Parenting

Banning Teens From Social Media Is Not The Way To Keep Them Safe

by Elizabeth Licata

It has been a long time since access to the Internet was a luxury in the modern world. For American teenagers, the Internet is essential for news, job and school applications, academic research, and keeping in touch with friends and family.

The current generation of American children and teens has never known a time without ready access to the Internet–they don’t even know what it was like to spend 20 minutes waiting for their web browser to display a black-and-white photo on a dial-up connection–and that can be scary for parents. The Internet is a useful and wonderful tool, but it can also be a hive of misogyny, racism, bullying, and pornography. Most parents and adults want to protect their kids from exactly that sort of thing, but banning social media use is not the answer.

The E.U., however, is mulling doing exactly that with a new update to the European Data Protection Regulation that would make it illegal for teens under the age of 16 to use social media sites like Facebook, Twitter, Instagram, and more without their parents’ consent. Currently the law bans such use for children under 13, which Huffington Post technology journalist and ConnectSafely.org chief executive Larry Magid says is consistent with such laws in most of the rest of the world.

The Internet can certainly be a scary place, and we shouldn’t be letting children run about on it completely unsupervised, but at the same time social media is essential to the way modern teenagers interact with each other, make friends, and in many cases access support services and communities that they would not otherwise be able to find.

“I worry that it could actually endanger and disenfranchise young people at the very time when we should be doubling down on their engagement in social media and world events,” Magid said.
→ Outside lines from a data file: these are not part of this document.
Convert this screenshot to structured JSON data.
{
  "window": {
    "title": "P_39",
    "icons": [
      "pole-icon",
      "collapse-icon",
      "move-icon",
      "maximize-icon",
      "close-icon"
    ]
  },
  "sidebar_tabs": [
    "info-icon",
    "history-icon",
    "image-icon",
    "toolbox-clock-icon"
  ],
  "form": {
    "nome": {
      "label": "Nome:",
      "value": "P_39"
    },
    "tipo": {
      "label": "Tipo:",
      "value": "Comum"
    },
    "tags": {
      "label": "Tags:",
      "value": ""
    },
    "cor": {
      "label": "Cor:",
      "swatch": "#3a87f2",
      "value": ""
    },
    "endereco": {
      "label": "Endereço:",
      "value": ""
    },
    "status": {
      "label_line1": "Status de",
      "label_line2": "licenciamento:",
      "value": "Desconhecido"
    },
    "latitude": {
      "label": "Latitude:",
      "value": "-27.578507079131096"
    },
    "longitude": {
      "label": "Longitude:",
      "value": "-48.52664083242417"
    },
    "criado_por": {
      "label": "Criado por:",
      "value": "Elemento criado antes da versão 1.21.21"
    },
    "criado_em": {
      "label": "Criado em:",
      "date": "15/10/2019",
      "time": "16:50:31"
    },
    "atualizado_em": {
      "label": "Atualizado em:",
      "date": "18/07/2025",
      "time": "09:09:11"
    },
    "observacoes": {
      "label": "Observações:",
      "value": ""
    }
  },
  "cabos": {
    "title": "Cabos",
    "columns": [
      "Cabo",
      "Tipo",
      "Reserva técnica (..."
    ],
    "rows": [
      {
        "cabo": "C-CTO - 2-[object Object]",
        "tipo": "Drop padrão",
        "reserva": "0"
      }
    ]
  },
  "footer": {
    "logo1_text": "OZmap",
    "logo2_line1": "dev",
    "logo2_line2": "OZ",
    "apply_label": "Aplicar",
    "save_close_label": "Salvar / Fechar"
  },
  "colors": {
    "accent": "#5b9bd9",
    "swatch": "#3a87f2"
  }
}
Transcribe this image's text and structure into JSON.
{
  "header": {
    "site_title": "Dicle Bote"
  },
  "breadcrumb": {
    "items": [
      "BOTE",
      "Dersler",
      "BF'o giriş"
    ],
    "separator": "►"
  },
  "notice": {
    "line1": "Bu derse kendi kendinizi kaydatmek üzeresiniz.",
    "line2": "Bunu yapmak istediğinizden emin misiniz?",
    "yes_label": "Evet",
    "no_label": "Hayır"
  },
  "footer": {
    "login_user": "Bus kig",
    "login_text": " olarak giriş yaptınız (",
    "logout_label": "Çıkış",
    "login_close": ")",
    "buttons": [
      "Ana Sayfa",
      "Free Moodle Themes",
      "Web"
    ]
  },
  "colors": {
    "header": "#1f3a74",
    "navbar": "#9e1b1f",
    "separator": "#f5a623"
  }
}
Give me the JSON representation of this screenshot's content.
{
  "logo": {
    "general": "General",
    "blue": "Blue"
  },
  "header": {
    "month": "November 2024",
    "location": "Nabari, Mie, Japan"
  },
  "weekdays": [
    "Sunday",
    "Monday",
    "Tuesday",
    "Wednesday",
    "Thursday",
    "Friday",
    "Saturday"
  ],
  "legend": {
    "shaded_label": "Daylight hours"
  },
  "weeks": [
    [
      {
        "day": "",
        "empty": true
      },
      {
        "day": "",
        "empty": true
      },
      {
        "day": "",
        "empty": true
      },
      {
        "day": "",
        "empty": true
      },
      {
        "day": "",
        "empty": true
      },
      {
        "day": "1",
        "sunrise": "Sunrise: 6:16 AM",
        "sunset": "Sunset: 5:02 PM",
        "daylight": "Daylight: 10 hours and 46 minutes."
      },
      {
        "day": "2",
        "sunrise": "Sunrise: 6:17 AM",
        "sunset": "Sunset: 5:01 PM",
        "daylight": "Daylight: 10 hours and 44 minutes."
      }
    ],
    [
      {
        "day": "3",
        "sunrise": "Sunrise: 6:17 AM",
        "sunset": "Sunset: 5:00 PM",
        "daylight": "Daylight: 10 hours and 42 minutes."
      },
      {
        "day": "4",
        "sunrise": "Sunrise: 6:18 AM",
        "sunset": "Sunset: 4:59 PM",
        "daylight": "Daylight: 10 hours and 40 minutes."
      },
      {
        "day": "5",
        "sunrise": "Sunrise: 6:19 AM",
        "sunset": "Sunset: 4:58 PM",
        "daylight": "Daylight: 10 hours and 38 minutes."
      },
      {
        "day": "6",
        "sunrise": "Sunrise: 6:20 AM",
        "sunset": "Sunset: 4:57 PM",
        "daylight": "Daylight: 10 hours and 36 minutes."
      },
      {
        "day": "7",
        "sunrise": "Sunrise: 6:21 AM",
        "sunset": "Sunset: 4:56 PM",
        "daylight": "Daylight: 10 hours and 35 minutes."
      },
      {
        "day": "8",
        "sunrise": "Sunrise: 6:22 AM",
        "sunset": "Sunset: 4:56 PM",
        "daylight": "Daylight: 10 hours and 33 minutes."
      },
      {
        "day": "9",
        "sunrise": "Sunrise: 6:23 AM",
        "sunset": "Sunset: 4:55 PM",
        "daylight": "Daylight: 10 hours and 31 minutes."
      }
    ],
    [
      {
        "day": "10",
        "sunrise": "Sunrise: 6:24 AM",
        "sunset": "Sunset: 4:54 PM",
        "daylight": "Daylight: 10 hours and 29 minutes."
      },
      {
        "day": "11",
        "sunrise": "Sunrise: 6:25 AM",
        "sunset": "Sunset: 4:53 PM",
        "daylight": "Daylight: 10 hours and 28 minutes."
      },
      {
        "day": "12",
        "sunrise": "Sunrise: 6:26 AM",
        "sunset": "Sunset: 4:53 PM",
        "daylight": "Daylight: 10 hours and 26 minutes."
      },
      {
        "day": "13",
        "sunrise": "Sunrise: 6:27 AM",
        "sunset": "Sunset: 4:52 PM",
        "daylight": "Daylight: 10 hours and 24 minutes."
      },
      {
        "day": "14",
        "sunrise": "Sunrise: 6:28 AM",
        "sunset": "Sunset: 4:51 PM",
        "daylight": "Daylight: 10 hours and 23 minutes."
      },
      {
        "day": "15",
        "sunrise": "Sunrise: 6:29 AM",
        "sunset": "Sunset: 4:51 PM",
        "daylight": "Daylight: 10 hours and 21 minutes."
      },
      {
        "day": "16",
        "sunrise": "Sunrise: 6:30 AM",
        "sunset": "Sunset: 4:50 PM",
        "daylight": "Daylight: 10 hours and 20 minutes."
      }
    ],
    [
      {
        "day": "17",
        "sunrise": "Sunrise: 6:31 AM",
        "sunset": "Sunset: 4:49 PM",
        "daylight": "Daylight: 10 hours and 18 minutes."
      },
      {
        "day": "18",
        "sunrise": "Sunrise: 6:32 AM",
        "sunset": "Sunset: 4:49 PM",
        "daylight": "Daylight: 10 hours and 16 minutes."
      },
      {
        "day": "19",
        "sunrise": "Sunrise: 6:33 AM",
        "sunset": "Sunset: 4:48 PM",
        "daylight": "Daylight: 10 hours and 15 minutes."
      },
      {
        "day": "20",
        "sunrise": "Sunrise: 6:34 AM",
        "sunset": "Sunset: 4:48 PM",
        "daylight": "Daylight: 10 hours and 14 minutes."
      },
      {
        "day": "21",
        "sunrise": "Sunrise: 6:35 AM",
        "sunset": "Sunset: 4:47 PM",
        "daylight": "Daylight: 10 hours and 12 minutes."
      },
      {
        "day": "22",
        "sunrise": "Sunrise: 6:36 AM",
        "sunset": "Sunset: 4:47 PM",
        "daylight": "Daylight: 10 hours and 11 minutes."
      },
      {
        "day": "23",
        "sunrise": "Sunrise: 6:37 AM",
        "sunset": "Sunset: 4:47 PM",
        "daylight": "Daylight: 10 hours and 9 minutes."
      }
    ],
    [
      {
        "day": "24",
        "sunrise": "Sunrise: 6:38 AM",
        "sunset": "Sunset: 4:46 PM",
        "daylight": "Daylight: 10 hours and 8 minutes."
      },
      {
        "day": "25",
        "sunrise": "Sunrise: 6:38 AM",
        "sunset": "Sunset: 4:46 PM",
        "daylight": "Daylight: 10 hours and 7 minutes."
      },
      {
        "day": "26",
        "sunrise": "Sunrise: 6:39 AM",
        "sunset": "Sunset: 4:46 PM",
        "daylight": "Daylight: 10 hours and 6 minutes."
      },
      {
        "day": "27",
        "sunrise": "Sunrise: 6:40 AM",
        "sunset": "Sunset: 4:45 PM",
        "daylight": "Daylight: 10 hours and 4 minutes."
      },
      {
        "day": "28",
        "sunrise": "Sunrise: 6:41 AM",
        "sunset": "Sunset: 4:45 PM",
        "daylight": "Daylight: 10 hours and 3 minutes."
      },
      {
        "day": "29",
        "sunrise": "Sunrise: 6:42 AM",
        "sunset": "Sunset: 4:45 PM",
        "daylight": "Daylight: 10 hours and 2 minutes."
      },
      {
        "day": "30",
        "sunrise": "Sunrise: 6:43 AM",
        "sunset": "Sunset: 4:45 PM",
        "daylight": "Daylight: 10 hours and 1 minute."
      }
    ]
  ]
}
On top of all that, this law doesn’t seem like it will actually stop any teens from doing whatever they want. Making social media use illegal will just make teens more likely to lie about their ages online and keep their activities secret from parents and authority figures, and that’s the last thing most parents want.

The E.U.’s new law is expected to be signed on Tuesday, December 15, but Janice Richardson, expert to ITU and the Council of Europe, former coordinator of European Safer Internet network thinks it will do significantly more harm than good. In an essay for Medium, she writes: “As experts working for the safety and wellbeing of children online, we feel that moving the requirement for parental consent from age 13 to age 16 would deprive young people of educational and social opportunities in a number of ways, yet would provide no more (and likely even less) protection.”

Children and teenagers need guidance and tools to help them use the Internet responsibly. Social media use should absolutely be regulated and monitored by parents, who should do their best to maintain an open line of communication about what their kids are doing on the Internet and what they are seeing there, but the Internet is not the enemy, and banning kids from social media is not at all the answer.